Don’t Judge a Gangsta by His Gold Teeth…

12 01 2011

I got a darn good lesson in humility recently.

Tyler and I finished up a vigorous round of shopping–which I absolutely loved and he absolutely hated, incidentally–with a trip to Chipotle, a Mexican restaurant we both love. I was digging into my burrito bowl when the door opened beside our table and the scariest-looking gangsta I’ve seen in a long time came traipsing in.

This dude was intimidating. Seriously.

He was a very large African-American guy, wearing a gigantic leather coat about three sizes too large for him. His jeans were sagging down around his rear end, his dreadlocks were crazily out of control, and his flat-brimmed hat was twisted sideways at just the proper angle (it’s an art, really. It’s a shame I haven’t mastered it myself).

What really marked him as a gangster were the humongous gold pendants and thick gold chains he had hanging around his neck.

I’m no expert, but I’d venture to guess that when your gold pendant is actually larger than a hood ornament on a car, it can aptly be described as “bling”.

I know, I know—how do I know all this slang?

I proudly thank the ghetto flashcards my parents got me as a joke a few years ago.

Incidentally, I once unintentionally left those flashcards on my coffee table when a friend’s sibling was visiting from downtown San Francisco. I didn’t know it at the time, but this sibling was most definitely from the roughest ‘hood in the city and regularly hung out with gangbangers and drug dealers—I now understand why she laughed so hard as she shuffled through the cards, alternately reading them and looking at me shuffling through my iPod’s classical music playlists.

And really, I do listen to rap occasionally–it’s not all Beethoven. Once, I even made a feeble attempt at learning to beatbox and made a recording on my friend’s cell phone answering machine.

I digress—as usual.

Lovely. Your dentist would be so proud...

Anyway, I kept an eye on this thug as he waltzed into the restaurant. I noticed him check out an attractive young woman in line, and he grinned to show off his gold teeth.

Now, there are a few levels of bad boys in my book: wannabe, small-time thug, and gangsta.

This guy was most definitely gangsta.

It could be because I love to watch television shows about criminals, or it could be because I’m probably one of the most cautious people I know—but I’m always highly attuned to everything around me at all times. And when someone walks into a room and seems like they could possibly be a threat, I watch them like a hawk.
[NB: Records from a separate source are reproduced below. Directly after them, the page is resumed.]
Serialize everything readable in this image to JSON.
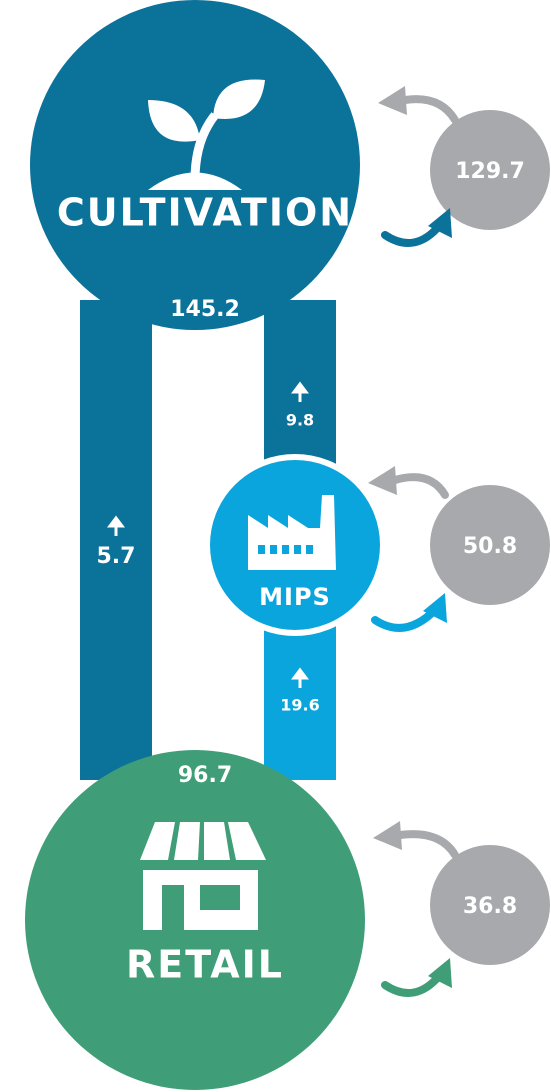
{
  "nodes": [
    {
      "label": "CULTIVATION",
      "value": "145.2",
      "loop": "129.7"
    },
    {
      "label": "MIPS",
      "loop": "50.8"
    },
    {
      "label": "RETAIL",
      "value": "96.7",
      "loop": "36.8"
    }
  ],
  "flows": [
    {
      "value": "5.7"
    },
    {
      "value": "9.8"
    },
    {
      "value": "19.6"
    }
  ]
}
So, I kept my eyes on Mr. Gangsta. That way, I could be the first to react if he decided to pull something—you know, start throwing guacamole across the room at innocent victims, raiding the tortilla chip drawer, whatever it is that gangters do to cause mischief and mayhem.

What I noticed, however, actually taught me an important lesson about judging people.
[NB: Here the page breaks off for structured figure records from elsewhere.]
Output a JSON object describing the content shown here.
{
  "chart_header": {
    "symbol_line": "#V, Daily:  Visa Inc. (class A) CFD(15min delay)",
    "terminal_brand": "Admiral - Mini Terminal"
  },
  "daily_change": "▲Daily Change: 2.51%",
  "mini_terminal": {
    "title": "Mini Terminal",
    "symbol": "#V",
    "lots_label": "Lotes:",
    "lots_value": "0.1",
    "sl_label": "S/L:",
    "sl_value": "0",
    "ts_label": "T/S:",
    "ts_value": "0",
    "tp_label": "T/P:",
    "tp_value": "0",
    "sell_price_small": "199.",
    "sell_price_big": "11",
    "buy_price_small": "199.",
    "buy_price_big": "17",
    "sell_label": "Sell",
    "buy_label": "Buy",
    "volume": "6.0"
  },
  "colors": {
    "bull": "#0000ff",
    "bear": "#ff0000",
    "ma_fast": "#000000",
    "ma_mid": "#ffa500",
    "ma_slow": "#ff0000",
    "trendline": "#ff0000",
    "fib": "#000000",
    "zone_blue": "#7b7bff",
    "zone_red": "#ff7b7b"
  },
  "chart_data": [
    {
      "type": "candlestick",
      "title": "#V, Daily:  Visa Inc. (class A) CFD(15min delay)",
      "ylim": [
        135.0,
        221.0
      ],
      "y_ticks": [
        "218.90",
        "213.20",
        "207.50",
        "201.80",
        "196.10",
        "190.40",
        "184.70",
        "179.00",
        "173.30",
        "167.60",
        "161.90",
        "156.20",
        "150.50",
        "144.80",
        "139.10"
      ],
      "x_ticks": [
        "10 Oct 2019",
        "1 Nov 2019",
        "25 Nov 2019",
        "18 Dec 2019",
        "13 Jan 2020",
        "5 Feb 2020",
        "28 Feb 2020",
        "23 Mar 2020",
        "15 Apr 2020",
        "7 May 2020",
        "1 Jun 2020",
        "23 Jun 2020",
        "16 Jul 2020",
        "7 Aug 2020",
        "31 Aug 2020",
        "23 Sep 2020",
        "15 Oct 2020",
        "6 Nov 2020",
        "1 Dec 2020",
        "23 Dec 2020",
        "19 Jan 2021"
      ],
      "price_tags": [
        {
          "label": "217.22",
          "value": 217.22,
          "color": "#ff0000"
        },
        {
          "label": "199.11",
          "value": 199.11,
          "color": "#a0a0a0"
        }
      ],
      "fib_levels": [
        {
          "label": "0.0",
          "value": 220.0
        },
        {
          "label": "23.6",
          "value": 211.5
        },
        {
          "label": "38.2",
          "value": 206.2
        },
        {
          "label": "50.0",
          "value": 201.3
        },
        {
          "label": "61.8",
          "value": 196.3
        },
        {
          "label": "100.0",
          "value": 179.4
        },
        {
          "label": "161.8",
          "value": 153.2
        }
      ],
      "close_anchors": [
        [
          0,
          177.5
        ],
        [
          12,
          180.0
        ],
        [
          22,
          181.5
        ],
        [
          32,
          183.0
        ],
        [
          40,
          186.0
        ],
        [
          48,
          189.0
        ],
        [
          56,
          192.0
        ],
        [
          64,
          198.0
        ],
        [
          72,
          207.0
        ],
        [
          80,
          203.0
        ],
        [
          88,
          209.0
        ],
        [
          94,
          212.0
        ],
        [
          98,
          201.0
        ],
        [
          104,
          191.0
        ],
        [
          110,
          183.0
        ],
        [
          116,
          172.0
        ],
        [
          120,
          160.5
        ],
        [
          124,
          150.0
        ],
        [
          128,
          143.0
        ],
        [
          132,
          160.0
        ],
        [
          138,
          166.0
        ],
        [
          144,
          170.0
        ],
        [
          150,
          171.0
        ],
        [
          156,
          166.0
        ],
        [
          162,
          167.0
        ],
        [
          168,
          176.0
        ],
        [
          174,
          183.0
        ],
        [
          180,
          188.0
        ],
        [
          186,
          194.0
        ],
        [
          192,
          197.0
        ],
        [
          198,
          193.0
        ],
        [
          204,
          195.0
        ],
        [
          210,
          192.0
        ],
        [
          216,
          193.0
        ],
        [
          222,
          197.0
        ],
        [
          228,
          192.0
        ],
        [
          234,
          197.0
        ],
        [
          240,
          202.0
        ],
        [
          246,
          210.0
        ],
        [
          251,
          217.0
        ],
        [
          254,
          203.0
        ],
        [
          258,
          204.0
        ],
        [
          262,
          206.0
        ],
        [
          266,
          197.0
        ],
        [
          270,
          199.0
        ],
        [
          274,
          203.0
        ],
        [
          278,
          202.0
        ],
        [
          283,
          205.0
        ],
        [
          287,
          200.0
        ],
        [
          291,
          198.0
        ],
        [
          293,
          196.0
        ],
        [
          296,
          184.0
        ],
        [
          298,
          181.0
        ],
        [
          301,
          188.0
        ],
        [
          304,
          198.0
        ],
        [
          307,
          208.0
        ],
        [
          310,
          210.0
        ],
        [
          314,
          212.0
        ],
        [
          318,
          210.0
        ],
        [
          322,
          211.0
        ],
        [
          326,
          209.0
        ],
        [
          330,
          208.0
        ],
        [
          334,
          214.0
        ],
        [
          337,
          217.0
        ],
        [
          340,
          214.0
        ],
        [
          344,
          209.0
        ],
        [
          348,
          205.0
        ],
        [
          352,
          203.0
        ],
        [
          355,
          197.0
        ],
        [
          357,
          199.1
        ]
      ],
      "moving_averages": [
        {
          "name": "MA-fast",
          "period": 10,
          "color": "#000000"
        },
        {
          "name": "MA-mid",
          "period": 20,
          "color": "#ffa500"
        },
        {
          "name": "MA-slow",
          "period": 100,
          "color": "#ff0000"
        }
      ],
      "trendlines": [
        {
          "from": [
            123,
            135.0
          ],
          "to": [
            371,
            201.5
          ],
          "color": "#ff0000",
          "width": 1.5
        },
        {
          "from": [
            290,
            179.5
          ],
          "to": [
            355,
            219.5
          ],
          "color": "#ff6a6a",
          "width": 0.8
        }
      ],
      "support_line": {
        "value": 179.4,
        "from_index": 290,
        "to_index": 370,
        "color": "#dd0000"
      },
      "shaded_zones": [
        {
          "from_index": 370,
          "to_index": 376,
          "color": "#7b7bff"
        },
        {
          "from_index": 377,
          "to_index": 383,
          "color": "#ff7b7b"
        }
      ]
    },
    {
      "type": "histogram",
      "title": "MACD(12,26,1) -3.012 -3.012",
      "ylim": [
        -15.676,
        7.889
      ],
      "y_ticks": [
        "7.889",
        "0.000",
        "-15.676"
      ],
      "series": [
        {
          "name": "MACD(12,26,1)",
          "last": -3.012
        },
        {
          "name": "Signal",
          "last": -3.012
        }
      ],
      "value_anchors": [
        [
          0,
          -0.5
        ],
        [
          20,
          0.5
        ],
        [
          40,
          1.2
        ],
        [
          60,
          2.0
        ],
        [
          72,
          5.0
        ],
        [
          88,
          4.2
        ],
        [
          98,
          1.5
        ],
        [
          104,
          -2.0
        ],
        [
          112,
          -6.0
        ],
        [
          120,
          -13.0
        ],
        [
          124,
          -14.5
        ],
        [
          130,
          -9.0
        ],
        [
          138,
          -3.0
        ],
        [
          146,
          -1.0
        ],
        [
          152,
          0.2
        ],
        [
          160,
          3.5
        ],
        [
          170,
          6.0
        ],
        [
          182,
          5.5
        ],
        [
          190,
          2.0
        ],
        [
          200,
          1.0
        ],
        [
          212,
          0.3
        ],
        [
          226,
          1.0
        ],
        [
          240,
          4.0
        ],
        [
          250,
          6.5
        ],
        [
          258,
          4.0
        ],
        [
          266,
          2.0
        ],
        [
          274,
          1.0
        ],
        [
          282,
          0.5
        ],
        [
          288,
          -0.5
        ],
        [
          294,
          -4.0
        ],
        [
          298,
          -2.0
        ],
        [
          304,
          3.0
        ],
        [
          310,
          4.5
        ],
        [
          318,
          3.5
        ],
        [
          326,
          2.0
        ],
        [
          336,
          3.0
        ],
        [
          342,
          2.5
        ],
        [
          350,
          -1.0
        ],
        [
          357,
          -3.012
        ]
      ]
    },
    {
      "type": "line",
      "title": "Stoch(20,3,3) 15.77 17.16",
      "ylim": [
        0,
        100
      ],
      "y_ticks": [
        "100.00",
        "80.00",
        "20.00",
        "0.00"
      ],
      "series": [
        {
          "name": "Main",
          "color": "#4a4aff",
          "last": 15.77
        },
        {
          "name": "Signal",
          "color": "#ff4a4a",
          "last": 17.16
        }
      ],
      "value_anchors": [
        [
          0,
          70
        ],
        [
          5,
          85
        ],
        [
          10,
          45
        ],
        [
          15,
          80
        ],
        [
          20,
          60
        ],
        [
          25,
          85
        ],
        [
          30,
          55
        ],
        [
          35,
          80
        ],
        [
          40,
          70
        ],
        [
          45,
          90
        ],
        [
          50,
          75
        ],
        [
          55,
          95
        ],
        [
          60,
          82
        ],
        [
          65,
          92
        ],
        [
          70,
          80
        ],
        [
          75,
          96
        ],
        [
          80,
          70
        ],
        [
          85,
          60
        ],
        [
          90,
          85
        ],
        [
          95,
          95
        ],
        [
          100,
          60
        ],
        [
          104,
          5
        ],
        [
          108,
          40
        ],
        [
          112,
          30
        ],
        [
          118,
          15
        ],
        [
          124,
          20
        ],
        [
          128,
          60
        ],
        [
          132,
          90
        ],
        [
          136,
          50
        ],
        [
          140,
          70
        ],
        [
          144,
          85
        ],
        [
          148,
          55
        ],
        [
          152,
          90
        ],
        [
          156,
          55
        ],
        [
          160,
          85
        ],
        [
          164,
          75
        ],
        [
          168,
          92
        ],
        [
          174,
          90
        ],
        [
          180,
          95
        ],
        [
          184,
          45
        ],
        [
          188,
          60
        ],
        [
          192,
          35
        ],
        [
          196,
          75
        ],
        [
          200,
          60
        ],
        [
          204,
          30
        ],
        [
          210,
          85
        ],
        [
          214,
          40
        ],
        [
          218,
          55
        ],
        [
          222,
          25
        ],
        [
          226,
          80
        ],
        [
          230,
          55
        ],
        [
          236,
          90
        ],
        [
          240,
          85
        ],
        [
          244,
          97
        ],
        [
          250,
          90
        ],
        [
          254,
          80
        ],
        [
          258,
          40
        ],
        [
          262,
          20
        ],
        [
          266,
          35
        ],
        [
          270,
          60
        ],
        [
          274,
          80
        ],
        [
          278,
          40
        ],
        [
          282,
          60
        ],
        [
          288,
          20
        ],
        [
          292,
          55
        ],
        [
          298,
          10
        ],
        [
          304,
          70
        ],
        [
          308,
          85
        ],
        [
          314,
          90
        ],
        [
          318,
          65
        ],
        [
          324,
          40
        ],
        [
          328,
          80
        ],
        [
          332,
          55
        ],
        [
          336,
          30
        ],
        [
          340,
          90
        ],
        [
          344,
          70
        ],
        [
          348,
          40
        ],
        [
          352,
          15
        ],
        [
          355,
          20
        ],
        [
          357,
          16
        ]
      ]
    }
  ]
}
My eyes were so drawn to Mr. Gangsta that I barely noticed the short man beside him—a man in mismatched clothing and shoes too big for his feet. He shuffled in and stood a little too close to the thug decked out in all the bling. He kept his head down and didn’t say a word.

When they finally sat down at the table across from us with their food, I understood why.

The short companion was severely mentally handicapped. And when Mr. Gangsta sat down, I noticed that he had a lanyard around his neck along with a photo ID, identifying him as the handicapped man’s helper.

As they sat down together to eat their meal, Mr. Gangsta was the most attentive companion I’ve seen in a long time. He refilled the man’s drink, fetched him napkins and silverware, and carefully watched to make sure he didn’t spill anything. I couldn’t hear anything they were saying to each other, but Mr. Gangsta laughed frequently and showed off his gloriously gold teeth often.

In short, he appeared to be completely contrary to the rough-and-tumble thug I had originally assumed he was.

I learned an important lesson: just as people shouldn’t judge my bright clothes, blonde hair and blue eyes and think that’s the whole me, neither should I judge a gangsta by his gold teeth.

Now, the crooked hat and bling, maaaaaybe….




2 responses

12 01 2011

What a great post! I really enjoyed it. We get consumed in our culture by someone else’s appearance and automatically assume the worst ( you know about assuming!) What we fail to realize is that for most us our appearance is the summation of our history, what we have become, and what we would like people to see us as. A good female friend of mine likes to make the comment that people “need to evolve”. We really do.


20 12 2012

You go girl! WHat a great lesson in empathy you learned. THanks for sharing!